Homelessness was also positively associated with perceived decreases in drug use in the bivariate analyses. One potential interpretation of this association is that homeless youth have less stability and face greater challenges generating income, which may make it harder to purchase drugs and could result in reduced drug consumption. Given that only homelessness was associated with reported decreasing drug use and a multivariate analysis could not be constructed to address potential confounding factors, further investigation is needed to better contextualize the relationship between homelessness and reduced drug use.

The relationship between perceived increased drug use to housing status and high-risk behaviours, such as sex work and drug dealing, suggests that these youth are more likely to be economically vulnerable. Contributing factors to economic vulnerability include substance use and lower levels of education, which are themselves associated with engaging in the drug and sex trade [1822]. As active involvement in the street economy is linked to substance abuse, disengagement with the labour market is similarly associated with a range of psychological and health-related harms such as social exclusion and estrangement [23, 24] and increased substance use [25]. Given that our findings and the research suggest that employment may play a protective role against increasing substance use, providing economic security to street-involved youth may mitigate some of the harmful health-related effects of homelessness.

There are several limitations to this study. First, these data are observational, and therefore, we are cautious about drawing causal inferences. Second, even though extensive street-based outreach was used, ARYS participants were not systematically recruited, and therefore, the generalizability of this study may be limited. The demographics of the sample, however, are consistent with other samples of street-involved youth in Vancouver [26, 27]. Third, our measure for the main outcomes of interest is the perception of participants. Consequently, this may underestimate or overestimate the effect of housing on drug use depending on whether youth are unaware of the impact of housing on their substance use or if they over-attribute the role of housing to their drug use. Finally, this study focused on the reported influence of housing status on drug use and did not examine the potential effect of drug use on housing status. Drug use has been identified as a determinant of housing [3, 4], and there is a need to better understand the complex relationships affecting street-involved youth's housing and drug use.

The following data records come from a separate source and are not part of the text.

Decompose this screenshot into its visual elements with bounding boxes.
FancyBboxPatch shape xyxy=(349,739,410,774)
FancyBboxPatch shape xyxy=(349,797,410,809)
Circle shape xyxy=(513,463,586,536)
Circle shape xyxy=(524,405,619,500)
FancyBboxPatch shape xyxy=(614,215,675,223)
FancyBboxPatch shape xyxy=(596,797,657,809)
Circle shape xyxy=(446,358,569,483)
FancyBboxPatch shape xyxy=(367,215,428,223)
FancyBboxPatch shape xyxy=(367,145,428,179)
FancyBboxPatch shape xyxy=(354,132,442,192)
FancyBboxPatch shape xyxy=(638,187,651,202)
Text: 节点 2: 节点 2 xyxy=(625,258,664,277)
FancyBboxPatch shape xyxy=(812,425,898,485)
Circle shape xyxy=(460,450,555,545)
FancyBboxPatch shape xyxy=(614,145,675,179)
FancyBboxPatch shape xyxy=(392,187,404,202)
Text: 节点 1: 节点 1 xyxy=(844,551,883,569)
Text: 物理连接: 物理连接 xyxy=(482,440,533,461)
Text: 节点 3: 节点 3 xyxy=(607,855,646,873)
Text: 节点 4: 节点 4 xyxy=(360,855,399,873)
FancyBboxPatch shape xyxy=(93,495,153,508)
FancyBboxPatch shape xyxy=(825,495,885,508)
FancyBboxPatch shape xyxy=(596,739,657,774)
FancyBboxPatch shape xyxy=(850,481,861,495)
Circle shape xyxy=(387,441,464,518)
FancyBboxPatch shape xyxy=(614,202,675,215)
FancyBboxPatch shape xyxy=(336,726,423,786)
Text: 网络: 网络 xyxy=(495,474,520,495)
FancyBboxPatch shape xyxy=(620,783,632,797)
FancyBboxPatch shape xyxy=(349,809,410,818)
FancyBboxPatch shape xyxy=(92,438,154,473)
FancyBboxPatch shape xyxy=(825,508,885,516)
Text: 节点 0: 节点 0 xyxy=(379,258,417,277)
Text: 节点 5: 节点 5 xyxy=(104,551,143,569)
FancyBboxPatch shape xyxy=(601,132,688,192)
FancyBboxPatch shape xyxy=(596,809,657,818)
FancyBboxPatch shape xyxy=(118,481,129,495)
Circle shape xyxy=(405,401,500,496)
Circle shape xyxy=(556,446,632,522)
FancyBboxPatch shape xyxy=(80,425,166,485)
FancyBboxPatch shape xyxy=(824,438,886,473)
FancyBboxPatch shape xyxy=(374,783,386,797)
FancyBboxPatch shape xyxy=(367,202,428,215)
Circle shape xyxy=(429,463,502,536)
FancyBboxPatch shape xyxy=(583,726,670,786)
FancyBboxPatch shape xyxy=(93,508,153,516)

In summary, our study indicates that street-involved youth perceive their drug use to be affected by their housing status, and a range of social and structural factors are associated with this relationship, including economic vulnerability. These results suggest that efforts should be made to reduce the social and structural barriers to meaningful employment for street-involved youth. Policy approaches focusing on appropriate housing and reducing economic vulnerability show potential for addressing the trajectories of drug use among homeless and street-involved youth.